The result, Mr. Bishirjian asserts, has been a destructive trend “aimed at overcoming American traditions, traditional society and the remnants of Christianity … an aggressive idealism … that [has] sought not truth, but power to engage in revolutionary acts that would replace reality with another, ‘second reality,’ more to their pleasing.”

Thus, Mr. Bishirjian posits, “The Conservative Rebellion as we know it … is not a dumb reaction to more than a century of Wilsonian ‘Idealism’ culminating in the presidency of Barack Obama. It is the equivalent of an organism’s recovery from disease; a living community striving to recover the truth of the American political experience and our history … .”

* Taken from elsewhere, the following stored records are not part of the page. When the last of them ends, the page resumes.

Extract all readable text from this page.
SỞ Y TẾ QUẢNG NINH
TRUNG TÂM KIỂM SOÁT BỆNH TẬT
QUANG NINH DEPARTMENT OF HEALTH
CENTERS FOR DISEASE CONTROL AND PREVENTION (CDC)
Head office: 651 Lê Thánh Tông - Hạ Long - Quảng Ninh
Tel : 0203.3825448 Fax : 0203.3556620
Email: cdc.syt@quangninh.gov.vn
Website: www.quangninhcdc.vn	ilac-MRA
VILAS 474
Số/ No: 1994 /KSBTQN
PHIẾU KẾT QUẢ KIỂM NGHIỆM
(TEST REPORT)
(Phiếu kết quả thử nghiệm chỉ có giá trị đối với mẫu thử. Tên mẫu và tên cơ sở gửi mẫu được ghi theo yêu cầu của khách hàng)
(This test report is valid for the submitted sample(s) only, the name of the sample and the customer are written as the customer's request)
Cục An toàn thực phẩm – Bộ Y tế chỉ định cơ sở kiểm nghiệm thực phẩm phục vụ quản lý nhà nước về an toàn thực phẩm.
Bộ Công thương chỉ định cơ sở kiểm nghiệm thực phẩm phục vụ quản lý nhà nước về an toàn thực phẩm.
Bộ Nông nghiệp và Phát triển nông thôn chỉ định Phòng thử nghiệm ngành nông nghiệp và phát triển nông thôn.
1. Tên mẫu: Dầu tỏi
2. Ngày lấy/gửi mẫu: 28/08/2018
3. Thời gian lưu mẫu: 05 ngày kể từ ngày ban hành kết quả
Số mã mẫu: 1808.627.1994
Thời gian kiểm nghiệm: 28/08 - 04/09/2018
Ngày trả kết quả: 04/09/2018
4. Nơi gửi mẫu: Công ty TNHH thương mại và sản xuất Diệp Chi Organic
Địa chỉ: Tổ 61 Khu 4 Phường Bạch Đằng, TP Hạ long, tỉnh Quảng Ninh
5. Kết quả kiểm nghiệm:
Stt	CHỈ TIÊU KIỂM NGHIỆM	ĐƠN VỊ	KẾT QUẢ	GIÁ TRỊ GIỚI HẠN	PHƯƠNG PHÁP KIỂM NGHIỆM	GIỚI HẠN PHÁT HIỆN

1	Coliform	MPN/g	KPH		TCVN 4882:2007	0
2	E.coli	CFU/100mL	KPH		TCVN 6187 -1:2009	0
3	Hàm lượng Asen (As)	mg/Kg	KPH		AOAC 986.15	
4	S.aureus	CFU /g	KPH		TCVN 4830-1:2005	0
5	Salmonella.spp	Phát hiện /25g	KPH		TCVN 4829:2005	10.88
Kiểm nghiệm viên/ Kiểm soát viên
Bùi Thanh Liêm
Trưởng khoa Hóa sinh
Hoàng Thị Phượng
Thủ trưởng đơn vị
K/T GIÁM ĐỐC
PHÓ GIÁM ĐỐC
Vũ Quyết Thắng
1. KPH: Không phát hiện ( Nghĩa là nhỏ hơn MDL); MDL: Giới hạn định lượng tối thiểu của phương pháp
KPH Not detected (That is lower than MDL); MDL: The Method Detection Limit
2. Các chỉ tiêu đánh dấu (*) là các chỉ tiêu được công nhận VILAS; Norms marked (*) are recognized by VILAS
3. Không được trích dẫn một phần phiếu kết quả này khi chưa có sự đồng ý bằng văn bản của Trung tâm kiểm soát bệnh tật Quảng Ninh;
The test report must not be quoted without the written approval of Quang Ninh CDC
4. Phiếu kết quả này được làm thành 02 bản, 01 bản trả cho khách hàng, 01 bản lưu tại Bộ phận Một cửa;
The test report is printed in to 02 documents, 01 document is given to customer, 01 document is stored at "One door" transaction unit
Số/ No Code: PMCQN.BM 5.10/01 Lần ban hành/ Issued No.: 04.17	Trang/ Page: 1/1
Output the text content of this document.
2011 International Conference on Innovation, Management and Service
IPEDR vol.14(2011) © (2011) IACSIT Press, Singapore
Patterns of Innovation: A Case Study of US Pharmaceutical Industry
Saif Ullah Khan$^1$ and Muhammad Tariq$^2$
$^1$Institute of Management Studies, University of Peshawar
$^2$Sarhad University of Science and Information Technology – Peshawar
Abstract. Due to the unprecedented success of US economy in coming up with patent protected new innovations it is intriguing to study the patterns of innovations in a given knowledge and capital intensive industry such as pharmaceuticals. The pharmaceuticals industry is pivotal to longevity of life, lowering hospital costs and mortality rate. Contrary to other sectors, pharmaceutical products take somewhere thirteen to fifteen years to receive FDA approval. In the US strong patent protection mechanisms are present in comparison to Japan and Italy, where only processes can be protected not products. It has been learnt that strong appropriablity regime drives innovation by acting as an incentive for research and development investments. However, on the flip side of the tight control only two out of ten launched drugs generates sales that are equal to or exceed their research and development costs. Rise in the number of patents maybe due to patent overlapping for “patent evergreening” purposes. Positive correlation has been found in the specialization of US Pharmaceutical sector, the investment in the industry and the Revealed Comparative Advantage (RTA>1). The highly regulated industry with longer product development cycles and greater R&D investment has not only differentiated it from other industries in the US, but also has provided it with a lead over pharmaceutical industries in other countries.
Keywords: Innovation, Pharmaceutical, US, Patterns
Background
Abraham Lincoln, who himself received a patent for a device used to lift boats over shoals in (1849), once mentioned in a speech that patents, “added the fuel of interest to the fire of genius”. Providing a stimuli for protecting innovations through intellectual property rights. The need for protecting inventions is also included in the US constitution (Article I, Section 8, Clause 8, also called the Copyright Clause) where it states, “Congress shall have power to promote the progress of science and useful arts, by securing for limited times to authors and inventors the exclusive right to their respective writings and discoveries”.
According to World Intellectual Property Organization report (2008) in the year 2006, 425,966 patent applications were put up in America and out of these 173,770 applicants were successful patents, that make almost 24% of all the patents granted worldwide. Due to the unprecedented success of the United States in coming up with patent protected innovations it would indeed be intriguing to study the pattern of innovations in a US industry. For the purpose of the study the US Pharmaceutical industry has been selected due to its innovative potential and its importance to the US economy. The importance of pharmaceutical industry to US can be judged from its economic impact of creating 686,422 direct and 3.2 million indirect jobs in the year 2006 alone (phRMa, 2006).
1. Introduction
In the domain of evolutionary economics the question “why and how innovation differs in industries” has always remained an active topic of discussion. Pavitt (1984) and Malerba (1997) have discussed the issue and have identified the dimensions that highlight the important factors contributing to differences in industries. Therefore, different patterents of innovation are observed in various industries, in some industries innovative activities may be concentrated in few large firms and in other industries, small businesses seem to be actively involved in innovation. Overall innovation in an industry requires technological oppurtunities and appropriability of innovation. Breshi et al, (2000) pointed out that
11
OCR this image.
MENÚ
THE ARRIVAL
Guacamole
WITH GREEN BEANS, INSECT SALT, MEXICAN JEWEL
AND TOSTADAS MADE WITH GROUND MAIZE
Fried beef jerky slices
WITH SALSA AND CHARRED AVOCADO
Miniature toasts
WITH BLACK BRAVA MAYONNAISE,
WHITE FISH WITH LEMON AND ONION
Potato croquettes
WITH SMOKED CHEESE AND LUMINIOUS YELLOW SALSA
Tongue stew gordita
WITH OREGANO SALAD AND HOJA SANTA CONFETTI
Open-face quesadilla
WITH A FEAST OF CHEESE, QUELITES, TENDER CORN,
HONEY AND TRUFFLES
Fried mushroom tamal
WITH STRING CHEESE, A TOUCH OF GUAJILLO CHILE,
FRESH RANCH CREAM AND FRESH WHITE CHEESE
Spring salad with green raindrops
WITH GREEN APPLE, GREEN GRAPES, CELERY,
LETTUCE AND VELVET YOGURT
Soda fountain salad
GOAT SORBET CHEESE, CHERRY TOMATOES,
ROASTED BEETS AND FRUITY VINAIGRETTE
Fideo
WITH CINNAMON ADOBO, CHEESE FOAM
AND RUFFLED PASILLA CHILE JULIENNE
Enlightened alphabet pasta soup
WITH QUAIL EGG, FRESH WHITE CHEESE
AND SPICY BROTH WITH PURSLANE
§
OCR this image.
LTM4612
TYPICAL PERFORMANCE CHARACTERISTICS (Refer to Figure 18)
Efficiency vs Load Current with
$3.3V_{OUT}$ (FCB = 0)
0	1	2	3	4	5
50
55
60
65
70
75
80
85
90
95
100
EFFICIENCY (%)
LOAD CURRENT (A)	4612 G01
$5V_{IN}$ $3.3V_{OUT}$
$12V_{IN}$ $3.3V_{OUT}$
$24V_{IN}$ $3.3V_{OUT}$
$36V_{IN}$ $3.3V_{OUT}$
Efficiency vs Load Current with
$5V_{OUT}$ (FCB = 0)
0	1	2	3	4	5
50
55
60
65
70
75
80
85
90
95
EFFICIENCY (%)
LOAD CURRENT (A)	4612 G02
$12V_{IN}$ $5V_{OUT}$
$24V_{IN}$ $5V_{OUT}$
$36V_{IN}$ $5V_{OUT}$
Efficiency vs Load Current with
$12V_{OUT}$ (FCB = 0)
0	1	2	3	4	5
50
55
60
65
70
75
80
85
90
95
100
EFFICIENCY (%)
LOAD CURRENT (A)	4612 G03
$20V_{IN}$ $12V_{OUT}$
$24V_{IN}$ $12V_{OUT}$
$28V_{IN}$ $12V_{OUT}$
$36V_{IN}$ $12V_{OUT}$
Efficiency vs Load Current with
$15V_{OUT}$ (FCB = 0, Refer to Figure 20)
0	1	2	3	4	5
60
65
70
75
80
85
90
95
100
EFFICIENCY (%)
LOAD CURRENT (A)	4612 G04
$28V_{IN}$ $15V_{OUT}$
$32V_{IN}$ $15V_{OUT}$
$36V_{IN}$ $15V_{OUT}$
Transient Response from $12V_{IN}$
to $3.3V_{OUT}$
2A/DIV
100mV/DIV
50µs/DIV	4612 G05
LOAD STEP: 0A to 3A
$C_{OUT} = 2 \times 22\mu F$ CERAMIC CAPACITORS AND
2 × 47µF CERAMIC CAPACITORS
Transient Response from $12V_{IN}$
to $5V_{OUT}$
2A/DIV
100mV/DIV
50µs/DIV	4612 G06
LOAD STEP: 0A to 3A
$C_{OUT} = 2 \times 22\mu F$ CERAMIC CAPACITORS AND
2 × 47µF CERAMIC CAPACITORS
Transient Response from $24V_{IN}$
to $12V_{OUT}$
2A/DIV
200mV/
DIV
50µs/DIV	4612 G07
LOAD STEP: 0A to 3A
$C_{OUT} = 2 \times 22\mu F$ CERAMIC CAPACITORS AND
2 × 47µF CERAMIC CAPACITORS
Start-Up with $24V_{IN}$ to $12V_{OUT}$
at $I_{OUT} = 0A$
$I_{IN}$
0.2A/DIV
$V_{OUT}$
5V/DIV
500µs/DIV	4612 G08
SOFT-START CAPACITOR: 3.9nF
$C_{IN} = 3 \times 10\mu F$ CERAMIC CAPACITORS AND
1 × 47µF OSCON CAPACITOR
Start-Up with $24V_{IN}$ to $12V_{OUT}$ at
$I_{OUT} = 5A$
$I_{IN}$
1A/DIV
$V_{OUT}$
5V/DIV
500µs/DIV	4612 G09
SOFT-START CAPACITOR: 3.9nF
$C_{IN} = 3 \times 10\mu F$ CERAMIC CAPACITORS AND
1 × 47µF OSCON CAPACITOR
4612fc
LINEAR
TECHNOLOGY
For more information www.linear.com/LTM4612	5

Whether our societal immune system is strong enough to overcome the collectivist/interventionist virus that has ravaged the body politic for so long remains to be seen. And there are moments when the author seems to attach a bit too much importance to ivory tower theorists rather than addressing the realities of the political combat zone. As he himself concedes in evaluating the factors leading to American independence, “There was, frankly, much more going on before the first shots were fired at Lexington and Concord than the sound of the turning of pages of Locke’s Second Treatise.” But, taken in all, “The Conservative Rebellion” contributes important spiritual and philosophical breadth and depth to the current battle for the American soul.

Aram Bakshian Jr., a former aide to Presidents Nixon, Ford and Reagan, has written widely on politics, history, gastronomy and the arts.